Day 13 – despising and disgusted what people tend to do in ramadhan
13th day of ramadhan,
Weight update: 85.2kg
In the morning, I had a management meeting followed by another meeting. After that I finally went to the toilet, a long seating session in the toilet. I guess how slow I eat also reflect on how slow I $#!+.
Broke fast with my wife’s sister’s family, over ate as we underestimated the amount of food that was bought and prepared. Next time check in with them how much they are preparing. Most of us were full and bloated, ao bloated my wife cancelled the night ride.
At night I was grocery shopping, and I saw a cart of nutella being moved to a car. Don’t get me wrong, I love nutella, despite it being half sugar. I just don’t have it as often. A thought came to me, a quite despising and disgusted thought, of how people misuse the month of ramadhan.
Ramadhan for me is a month where we are suppose to learn to control and discipline ourselves, understand how it feels by the less fortunate, to truly feel hunger. To clear our mind and body of impurities. We can do it in several ways and several levels.
But what I see is some of us indulge ourselves, especially during the break/iftar/sungkai or the sahur. I admit I used to do this as well, being taught to eat a heavy meal during this time. Having to eat a full stomache. To which even though through ramadhan in my youth I used to lose 2kg, but I often gained that 2kg back during raya/eid and even more.
It has only the last few years I realized why it was so, and how I could truly and significantly reduce my weight. In general, not to eat as much. In 2012, I broke my fast with low carb, in 2013, I broke fast with light food like nasi katok and ran at night, 2014-2016 I was doing the same. In 2015, I managed to lose 7kg in that one month, but I gained it all back in 2 weeks of raya. It was last year, I realized this was a trend and broke that trend by learning about intermittent fast, and doint it during raya and managed to maintain my weight loss. And this year I have lost 8 kg in 12 days, and I can stand to lose more by the end of the month. And will try to maintain it during raya. Generally it is only eating between 2pm and 10pm, 8 hours of feast with 16 hours of fast.
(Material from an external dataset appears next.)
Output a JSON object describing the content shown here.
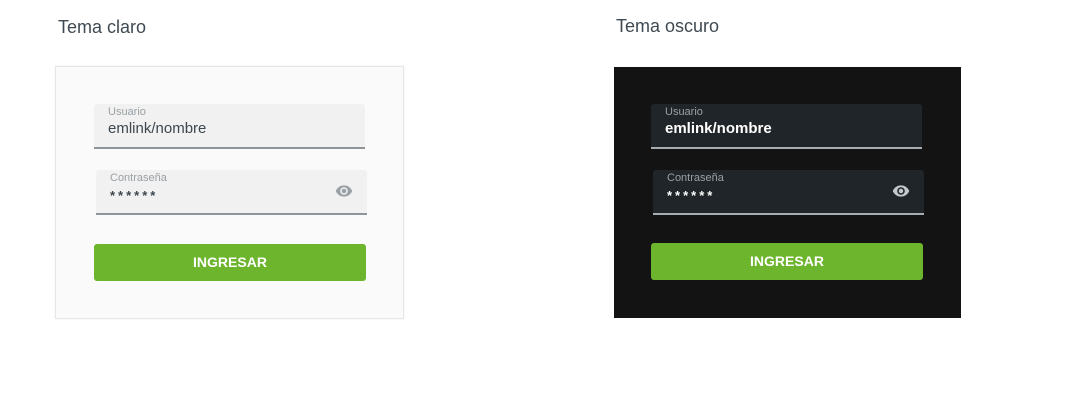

And maybe another 7 day fast.
I have learnt truly accepting the concept of energy in vs energy out, and the that the body won’t be able use fat if it has energy consumed, and that the body can survive without food for 7 days, and still maintain athletic performance. In my wife’s case even some improvements.
The disgust I felt led to a sense of sympathy, that most people don’t know what I know, or they “know”, but they won’t practice or accept. I could tell people, as I have done before, and even through sharing on this blog, but some will have their reservations, some even skeptical, and others wouldn’t care. People will still buy what or as much as they usually do, and eat as much as they usually do and more. On the other side, businesses will sell as much food as possible. I admit the food business is the best business to go into during fasting month, a lot of food stalls, a lot of buffet in a lot of restaurants, a lot of hungry people. But with that there is also wastage. Some foods won’t be bought and won’t be eaten or finished.
I myself have had sold food during these ramadhan stalls. And in the last one I realized wasn’t being in integrity. Despite the fact that I was already into less carbs in food, but I was selling food like burgers and waffles, because people were hungry, they liked it, and bought it, and I could get money. Where was the integrity? How could I promote a healthy nutrition if I was part of the problem as well? But how do I fix it? I preach either low carb or low consumption, and even by selling a low carb meal (like fish or chicken) will be more challenging and more work, and that would still be eating a lot. Heck, when I was selling, it was also tempting to buy the food around me, and a few times I did and ate until I was full. So since that realization I stopped selling during these stalls. And it had been a lot easier for me to eat less. These year, less than ever, with A 7-day water fast.
The 7 day water fast has taught me a few more lessons as well. How far I can push myself, really experiencing fat burning through fasting. How hunger, real hunger feels like. The normal 1 day fast does help a person sense a difference, but a 7 day fast helps me to feel for those more unfortunate ones in the world that rarely eats. That last day I felt a weakness, if I didn’t have to work that day, I would have taken a day off, or at least be too weak to be productive. I bet a 30 day fast would show me even more, but I am not ready for that…. Yet.
I know selling food is a source of income for many entrepreneurs this fasting month, I can’t blame them for making money. I have done so in the past. I just wish I knew what the useful alternatives are, or else it would be a very quiet month. Maybe it should be? A month of rest? Of abstinence? maybe even some self reflection?